What is AI Safety? Towards a better understanding
Artificial Intelligence Safety (AI Safety) can be broadly defined as the endeavour to ensure that AI is deployed in ways that do not harm humanity.
Artificial Intelligence Safety (AI Safety) can be broadly defined as the endeavour to ensure that AI is deployed in ways that do not harm humanity.
This definition is easy to agree with, but what does it actually mean? Well, to complement the many ways that AI can better human lives, there are unfortunately many ways that AI can cause harm. In this blog, we attempt to describe the space of AI Safety; namely, all the things that someone might mean when they say ‘AI Safety’.
AI Safety space
1.Autonomous learning, benign intent
Autonomous learning agents learn as they go, which means it’s much harder to know exactly how they will behave when deployed. Basic problems, such as how interrupting such agents can effect how they learn to behave, or how the absence of a supervisor can affect the actions they choose to take, are unsolved in most cases. Furthermore, these agents can unsafely explore their environments, hack their reward functions and induce negative side effects, all in an attempt to do what they were built to do.
These problems are naturally formulated in the context of reinforcement learning, and are discussed in more depth here. We have recently developed an algorithm that addresses these problems, enabling safe reinforcement learning in contexts where humans understand safe and dangerous behaviours. Our recent paper exploring this subject further can be found here.
There are also major policy questions associated with autonomous learning agents, especially as a consequence of their ability to automate tasks that were traditionally achievable only by humans. As a result, sophisticated autonomous agents could lead to large-scale unemployment and inequality. Understanding the impact of this, and mitigating the downsides while preserving the benefits as much as possible, will be an ongoing policy challenge.

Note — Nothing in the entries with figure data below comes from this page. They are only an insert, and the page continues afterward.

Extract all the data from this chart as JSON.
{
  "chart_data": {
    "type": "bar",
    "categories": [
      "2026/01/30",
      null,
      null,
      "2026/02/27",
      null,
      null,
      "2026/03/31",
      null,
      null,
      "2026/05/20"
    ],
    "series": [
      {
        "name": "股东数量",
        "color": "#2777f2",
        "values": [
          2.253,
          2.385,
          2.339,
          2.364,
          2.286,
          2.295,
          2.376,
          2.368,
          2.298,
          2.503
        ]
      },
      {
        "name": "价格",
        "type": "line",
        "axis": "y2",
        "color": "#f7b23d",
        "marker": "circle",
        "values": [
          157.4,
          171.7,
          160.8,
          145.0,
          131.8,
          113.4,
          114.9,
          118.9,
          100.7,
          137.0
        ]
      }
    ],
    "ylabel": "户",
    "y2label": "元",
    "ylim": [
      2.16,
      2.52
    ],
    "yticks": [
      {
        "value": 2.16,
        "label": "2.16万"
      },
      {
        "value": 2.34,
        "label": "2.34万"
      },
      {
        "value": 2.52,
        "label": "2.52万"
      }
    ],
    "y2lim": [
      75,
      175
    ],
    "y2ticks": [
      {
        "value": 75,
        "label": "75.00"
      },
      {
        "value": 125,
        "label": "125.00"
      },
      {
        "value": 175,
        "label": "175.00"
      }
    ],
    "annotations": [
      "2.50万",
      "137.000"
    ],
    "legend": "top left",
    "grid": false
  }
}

2. Human controlled, benign intent
Examples in this bucket include supervised algorithms like classifiers that are trained, frozen into code and then deployed to make useful business decisions.

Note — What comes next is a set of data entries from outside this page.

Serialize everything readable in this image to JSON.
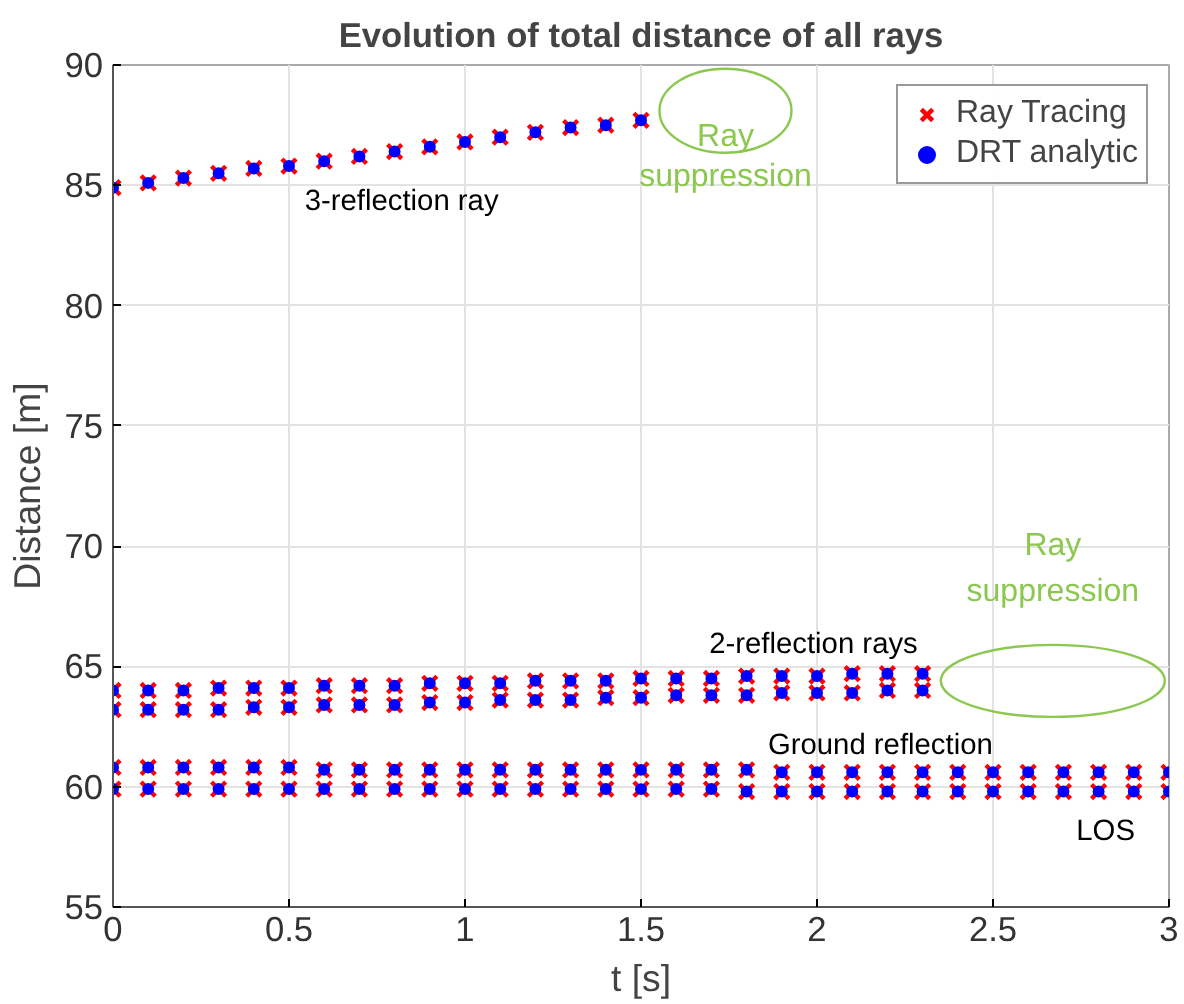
{
  "chart_data": {
    "type": "scatter",
    "title": "Evolution of total distance of all rays",
    "xlabel": "t [s]",
    "ylabel": "Distance [m]",
    "xlim": [
      0,
      3
    ],
    "xticks": [
      0,
      0.5,
      1,
      1.5,
      2,
      2.5,
      3
    ],
    "ylim": [
      55,
      90
    ],
    "yticks": [
      55,
      60,
      65,
      70,
      75,
      80,
      85,
      90
    ],
    "grid": true,
    "legend": "top right",
    "series": [
      {
        "name": "Ray Tracing",
        "color": "#ff0000",
        "marker": "cross",
        "x": [
          0,
          0.1,
          0.2,
          0.3,
          0.4,
          0.5,
          0.6,
          0.7,
          0.8,
          0.9,
          1,
          1.1,
          1.2,
          1.3,
          1.4,
          1.5,
          0,
          0.1,
          0.2,
          0.3,
          0.4,
          0.5,
          0.6,
          0.7,
          0.8,
          0.9,
          1,
          1.1,
          1.2,
          1.3,
          1.4,
          1.5,
          1.6,
          1.7,
          1.8,
          1.9,
          2,
          2.1,
          2.2,
          2.3,
          0,
          0.1,
          0.2,
          0.3,
          0.4,
          0.5,
          0.6,
          0.7,
          0.8,
          0.9,
          1,
          1.1,
          1.2,
          1.3,
          1.4,
          1.5,
          1.6,
          1.7,
          1.8,
          1.9,
          2,
          2.1,
          2.2,
          2.3,
          0,
          0.1,
          0.2,
          0.3,
          0.4,
          0.5,
          0.6,
          0.7,
          0.8,
          0.9,
          1,
          1.1,
          1.2,
          1.3,
          1.4,
          1.5,
          1.6,
          1.7,
          1.8,
          1.9,
          2,
          2.1,
          2.2,
          2.3,
          2.4,
          2.5,
          2.6,
          2.7,
          2.8,
          2.9,
          3,
          0,
          0.1,
          0.2,
          0.3,
          0.4,
          0.5,
          0.6,
          0.7,
          0.8,
          0.9,
          1,
          1.1,
          1.2,
          1.3,
          1.4,
          1.5,
          1.6,
          1.7,
          1.8,
          1.9,
          2,
          2.1,
          2.2,
          2.3,
          2.4,
          2.5,
          2.6,
          2.7,
          2.8,
          2.9,
          3
        ],
        "values": [
          84.9,
          85.1,
          85.3,
          85.5,
          85.7,
          85.8,
          86.0,
          86.2,
          86.4,
          86.6,
          86.8,
          87.0,
          87.2,
          87.4,
          87.5,
          87.7,
          64.0,
          64.0,
          64.0,
          64.1,
          64.1,
          64.1,
          64.2,
          64.2,
          64.2,
          64.3,
          64.3,
          64.3,
          64.4,
          64.4,
          64.4,
          64.5,
          64.5,
          64.5,
          64.6,
          64.6,
          64.6,
          64.7,
          64.7,
          64.7,
          63.2,
          63.2,
          63.2,
          63.2,
          63.3,
          63.3,
          63.4,
          63.4,
          63.4,
          63.5,
          63.5,
          63.6,
          63.6,
          63.6,
          63.7,
          63.7,
          63.8,
          63.8,
          63.8,
          63.9,
          63.9,
          63.9,
          64.0,
          64.0,
          60.8,
          60.8,
          60.8,
          60.8,
          60.8,
          60.8,
          60.7,
          60.7,
          60.7,
          60.7,
          60.7,
          60.7,
          60.7,
          60.7,
          60.7,
          60.7,
          60.7,
          60.7,
          60.7,
          60.6,
          60.6,
          60.6,
          60.6,
          60.6,
          60.6,
          60.6,
          60.6,
          60.6,
          60.6,
          60.6,
          60.6,
          59.9,
          59.9,
          59.9,
          59.9,
          59.9,
          59.9,
          59.9,
          59.9,
          59.9,
          59.9,
          59.9,
          59.9,
          59.9,
          59.9,
          59.9,
          59.9,
          59.9,
          59.9,
          59.8,
          59.8,
          59.8,
          59.8,
          59.8,
          59.8,
          59.8,
          59.8,
          59.8,
          59.8,
          59.8,
          59.8,
          59.8
        ]
      },
      {
        "name": "DRT analytic",
        "color": "#0000ff",
        "marker": "circle",
        "x": [
          0,
          0.1,
          0.2,
          0.3,
          0.4,
          0.5,
          0.6,
          0.7,
          0.8,
          0.9,
          1,
          1.1,
          1.2,
          1.3,
          1.4,
          1.5,
          0,
          0.1,
          0.2,
          0.3,
          0.4,
          0.5,
          0.6,
          0.7,
          0.8,
          0.9,
          1,
          1.1,
          1.2,
          1.3,
          1.4,
          1.5,
          1.6,
          1.7,
          1.8,
          1.9,
          2,
          2.1,
          2.2,
          2.3,
          0,
          0.1,
          0.2,
          0.3,
          0.4,
          0.5,
          0.6,
          0.7,
          0.8,
          0.9,
          1,
          1.1,
          1.2,
          1.3,
          1.4,
          1.5,
          1.6,
          1.7,
          1.8,
          1.9,
          2,
          2.1,
          2.2,
          2.3,
          0,
          0.1,
          0.2,
          0.3,
          0.4,
          0.5,
          0.6,
          0.7,
          0.8,
          0.9,
          1,
          1.1,
          1.2,
          1.3,
          1.4,
          1.5,
          1.6,
          1.7,
          1.8,
          1.9,
          2,
          2.1,
          2.2,
          2.3,
          2.4,
          2.5,
          2.6,
          2.7,
          2.8,
          2.9,
          3,
          0,
          0.1,
          0.2,
          0.3,
          0.4,
          0.5,
          0.6,
          0.7,
          0.8,
          0.9,
          1,
          1.1,
          1.2,
          1.3,
          1.4,
          1.5,
          1.6,
          1.7,
          1.8,
          1.9,
          2,
          2.1,
          2.2,
          2.3,
          2.4,
          2.5,
          2.6,
          2.7,
          2.8,
          2.9,
          3
        ],
        "values": [
          84.9,
          85.1,
          85.3,
          85.5,
          85.7,
          85.8,
          86.0,
          86.2,
          86.4,
          86.6,
          86.8,
          87.0,
          87.2,
          87.4,
          87.5,
          87.7,
          64.0,
          64.0,
          64.0,
          64.1,
          64.1,
          64.1,
          64.2,
          64.2,
          64.2,
          64.3,
          64.3,
          64.3,
          64.4,
          64.4,
          64.4,
          64.5,
          64.5,
          64.5,
          64.6,
          64.6,
          64.6,
          64.7,
          64.7,
          64.7,
          63.2,
          63.2,
          63.2,
          63.2,
          63.3,
          63.3,
          63.4,
          63.4,
          63.4,
          63.5,
          63.5,
          63.6,
          63.6,
          63.6,
          63.7,
          63.7,
          63.8,
          63.8,
          63.8,
          63.9,
          63.9,
          63.9,
          64.0,
          64.0,
          60.8,
          60.8,
          60.8,
          60.8,
          60.8,
          60.8,
          60.7,
          60.7,
          60.7,
          60.7,
          60.7,
          60.7,
          60.7,
          60.7,
          60.7,
          60.7,
          60.7,
          60.7,
          60.7,
          60.6,
          60.6,
          60.6,
          60.6,
          60.6,
          60.6,
          60.6,
          60.6,
          60.6,
          60.6,
          60.6,
          60.6,
          59.9,
          59.9,
          59.9,
          59.9,
          59.9,
          59.9,
          59.9,
          59.9,
          59.9,
          59.9,
          59.9,
          59.9,
          59.9,
          59.9,
          59.9,
          59.9,
          59.9,
          59.9,
          59.8,
          59.8,
          59.8,
          59.8,
          59.8,
          59.8,
          59.8,
          59.8,
          59.8,
          59.8,
          59.8,
          59.8,
          59.8
        ]
      }
    ],
    "annotations": [
      "3-reflection ray",
      "Ray suppression",
      "2-reflection rays",
      "Ray suppression",
      "Ground reflection",
      "LOS"
    ]
  }
}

Despite the simplicity and the benign intent, AI Safety concerns still arise. Even if the algorithm is shown to perform well on a held-out test set of data, it might not work as intended for the following reasons:
Non-robust: sophisticated AI algorithms can be non-robust in the sense that, despite performing well on their test data, they behave very differently on other data (either similar to the test-set data in the case of adversarial examples, or different from the test-set data in the case of distributional shift).
Biased: well-trained, robust algorithms can still reflect biases that exist in the training data or that arise in feature selection. Identifying and preventing the potential harm of these biases is a challenging task.
Privacy violating: if the deployment of an algorithm exposes information about members of the training set, sensitive information can be gleaned directly from the model even without the release of training data.
An algorithm that does not suffer from any of the above problems may be a trustworthy algorithm, but it is not necessarily an easily interpretable algorithm. The lack of explainability of AI algorithms presents a problem of its own by making it difficult to conduct an external audit, as well as by frustrating one’s ability to provide a reason for any decisions made by the algorithm.
We have so far mentioned only technical aspects of AI algorithms in this quadrant. There are also policy considerations, such as assigning individual human accountability for the safety of an AI algorithm. This is a non-trivial challenge, since there are many contributors to the libraries used to develop the algorithm, as well as the data scientists who created the algorithm, the engineers who deployed it, the team lead who gave the okay, and on up to the CEO of the company deploying the algorithm.
3. Human controlled, malicious intent
Mitigating the unintended consequences of deployed AI algorithms is not the only concern to consider. There will of course be malicious usage of AI that needs assessment and counter-strategies.
Many of these arise from the ability of AI algorithms to process unstructured data, enabling them to recognise faces in images and even to generate new images of a person’s face or new audio of a person’s voice. As a result, AI makes it possible for highly effective mass surveillance, which could be used by a state or organisation to exert unprecedented control over a population. Similarly, the ability of AI to generate faces and voices allows the creation of high-fidelity disinformation, used either for individual defamation or for political means (e.g. fake news).
The solutions to these problems are likely to be both technical and policy-based. We are creating detection technology that can classify video footage as ‘real’ or ‘fake’ as a first line of defence against AI-based media disinformation. We are similarly creating educational content to show the power of these technologies as an ‘inoculation’ strategy. However, on the surveillance side the required technology already exists, and could only be mitigated by individuals obscuring their faces. Therefore, the extent to which organisations are allowed to collect data on individuals at scale based on facial recognition is a pressing policy consideration.